In 1967 trad de onderneming toe tot de Rijn-Schelde Combinatie, die later opging in het RSV-concern. Van 1973 tot 1987 was de naam BV Machinefabriek Breda. In 1987 werd deze bv gesplitst in drie bv's, Backer & Rueb Breda, Breda Packaging en Machinefabriek Breda.

Activiteiten[bewerken | brontekst bewerken]

Het bedrijf begon als algemene machinefabriek en ijzergieterij. Het produceerde al gauw stoomketels en stoommachines, naast bijvoorbeeld gietwerk als tuintafels, huismangels, pompwerktuigen en metaalconstructiewerk. Een specialiteit werden de locomobiles, transportabele stoominstallaties. Zowel stoomketels als stoommachines bleven lang een hoofdproduct. Machinefabriek Breda vervaardigde begin 20e eeuw onder meer gelijkstroomstoommachines. In 1910 had men 1200 stoommachines - inclusief de stoomlocomotieven en een 300 locomobilen - en 1700 stoomketels vervaardigd. Naast licenties van buitenlandse vindingen op dit gebied, zoals die voor de La Mont ketel in 1936, werden ook eigen producten ontwikkeld.
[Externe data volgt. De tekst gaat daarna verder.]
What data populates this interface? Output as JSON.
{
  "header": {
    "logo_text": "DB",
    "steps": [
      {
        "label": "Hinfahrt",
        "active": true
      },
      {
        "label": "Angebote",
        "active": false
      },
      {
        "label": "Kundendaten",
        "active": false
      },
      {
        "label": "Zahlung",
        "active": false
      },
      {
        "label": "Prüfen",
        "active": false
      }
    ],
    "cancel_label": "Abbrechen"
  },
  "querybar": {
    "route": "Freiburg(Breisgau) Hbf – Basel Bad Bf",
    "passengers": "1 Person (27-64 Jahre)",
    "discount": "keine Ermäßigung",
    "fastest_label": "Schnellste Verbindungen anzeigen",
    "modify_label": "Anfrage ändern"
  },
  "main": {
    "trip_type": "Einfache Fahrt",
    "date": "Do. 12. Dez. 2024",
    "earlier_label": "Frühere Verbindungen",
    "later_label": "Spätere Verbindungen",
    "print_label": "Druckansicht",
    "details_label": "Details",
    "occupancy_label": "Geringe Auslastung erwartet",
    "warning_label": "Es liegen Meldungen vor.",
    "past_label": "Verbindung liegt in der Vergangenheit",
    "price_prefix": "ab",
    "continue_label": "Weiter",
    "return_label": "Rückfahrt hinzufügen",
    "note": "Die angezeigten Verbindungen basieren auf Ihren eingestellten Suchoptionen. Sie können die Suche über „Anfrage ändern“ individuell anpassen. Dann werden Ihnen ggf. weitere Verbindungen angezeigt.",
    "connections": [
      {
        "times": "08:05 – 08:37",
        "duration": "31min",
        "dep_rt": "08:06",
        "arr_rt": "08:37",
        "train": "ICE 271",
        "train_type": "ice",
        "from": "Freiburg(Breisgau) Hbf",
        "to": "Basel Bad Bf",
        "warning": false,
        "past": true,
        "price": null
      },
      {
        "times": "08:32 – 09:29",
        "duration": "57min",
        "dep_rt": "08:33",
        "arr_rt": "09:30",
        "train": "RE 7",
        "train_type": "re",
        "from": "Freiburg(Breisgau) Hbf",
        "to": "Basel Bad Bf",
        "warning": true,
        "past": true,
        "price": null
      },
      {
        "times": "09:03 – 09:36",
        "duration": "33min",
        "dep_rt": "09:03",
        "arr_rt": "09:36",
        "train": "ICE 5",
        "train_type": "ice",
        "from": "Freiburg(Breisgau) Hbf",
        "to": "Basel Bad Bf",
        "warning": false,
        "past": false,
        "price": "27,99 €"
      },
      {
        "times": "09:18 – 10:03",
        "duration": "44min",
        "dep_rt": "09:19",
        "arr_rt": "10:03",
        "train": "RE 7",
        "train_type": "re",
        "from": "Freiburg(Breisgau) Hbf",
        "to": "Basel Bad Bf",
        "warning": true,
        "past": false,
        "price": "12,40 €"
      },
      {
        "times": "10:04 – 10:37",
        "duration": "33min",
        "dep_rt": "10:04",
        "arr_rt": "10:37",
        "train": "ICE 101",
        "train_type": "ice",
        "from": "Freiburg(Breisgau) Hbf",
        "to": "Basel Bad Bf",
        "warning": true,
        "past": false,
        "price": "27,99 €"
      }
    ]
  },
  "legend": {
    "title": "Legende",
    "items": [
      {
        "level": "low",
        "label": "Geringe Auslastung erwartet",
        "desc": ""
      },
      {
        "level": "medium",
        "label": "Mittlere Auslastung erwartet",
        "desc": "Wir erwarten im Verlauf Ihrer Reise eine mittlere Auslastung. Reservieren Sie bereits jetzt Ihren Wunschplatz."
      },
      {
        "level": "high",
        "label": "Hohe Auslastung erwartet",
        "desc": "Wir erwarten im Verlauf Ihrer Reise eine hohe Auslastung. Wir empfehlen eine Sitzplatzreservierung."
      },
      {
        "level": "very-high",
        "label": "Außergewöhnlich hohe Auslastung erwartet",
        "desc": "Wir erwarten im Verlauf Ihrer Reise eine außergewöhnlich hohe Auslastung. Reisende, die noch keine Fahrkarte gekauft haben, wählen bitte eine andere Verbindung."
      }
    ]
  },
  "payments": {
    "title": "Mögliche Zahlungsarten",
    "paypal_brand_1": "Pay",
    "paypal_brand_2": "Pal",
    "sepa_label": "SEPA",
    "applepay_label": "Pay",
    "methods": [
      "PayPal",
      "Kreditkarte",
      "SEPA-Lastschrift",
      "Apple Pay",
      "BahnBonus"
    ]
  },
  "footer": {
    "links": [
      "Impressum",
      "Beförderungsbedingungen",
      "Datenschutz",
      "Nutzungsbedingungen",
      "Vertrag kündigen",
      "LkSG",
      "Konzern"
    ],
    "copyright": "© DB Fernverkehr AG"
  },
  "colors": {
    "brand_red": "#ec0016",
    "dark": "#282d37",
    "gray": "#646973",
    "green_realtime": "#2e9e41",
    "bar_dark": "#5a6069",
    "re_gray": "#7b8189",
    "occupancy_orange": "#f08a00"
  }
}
In de jaren dertig van de 20ste eeuw werd de kleine ketel type H ontwikkeld, vanaf 1947 vervaardigde men de eigen ontwikkelde waterpijpvlamketel type L. De zogenoemde Breda calorifères, verwarmingsketels, waren in Nederland geoctrooieerd. Verder was Breda licentiehouder voor Nederland van het systeem Caliqua voor warmwatervoorziening. Een eenmalig uitstapje buiten de stoomtechniek betrof een in 1913 gedemonstreerde dieselmotor.

Mede om complete bedrijjfsinrichtingen te kunnen leveren trad Breda ook op als vertegenwoordiger van andere machinefabrieken als Gwynne voor centrifugaalpompen en Hodgkins, Neuhaus en Comp voor pulsometers (1877). Een bijzonder karwei betrof een gietijzeren vuurtoren voor Zwaantjes Droogte in 1870.

Vanaf circa 1900 werden ook elektrotechnische apparatuur en installaties gemaakt, van schakelborden en schakelkasten tot elektromotoren en generatoren. In de periode 1925-1929 werden ook X-ray generatoren, voornamelijk voor medische toepassing, voor het Delftse Enraf gefabriceerd. Verder werden in de eerste helft van de 20e eeuw ook industriemachines vervaardigd zoals cacaomolens, houtbereidingsinstallaties, lichtbokken en drijfwerk.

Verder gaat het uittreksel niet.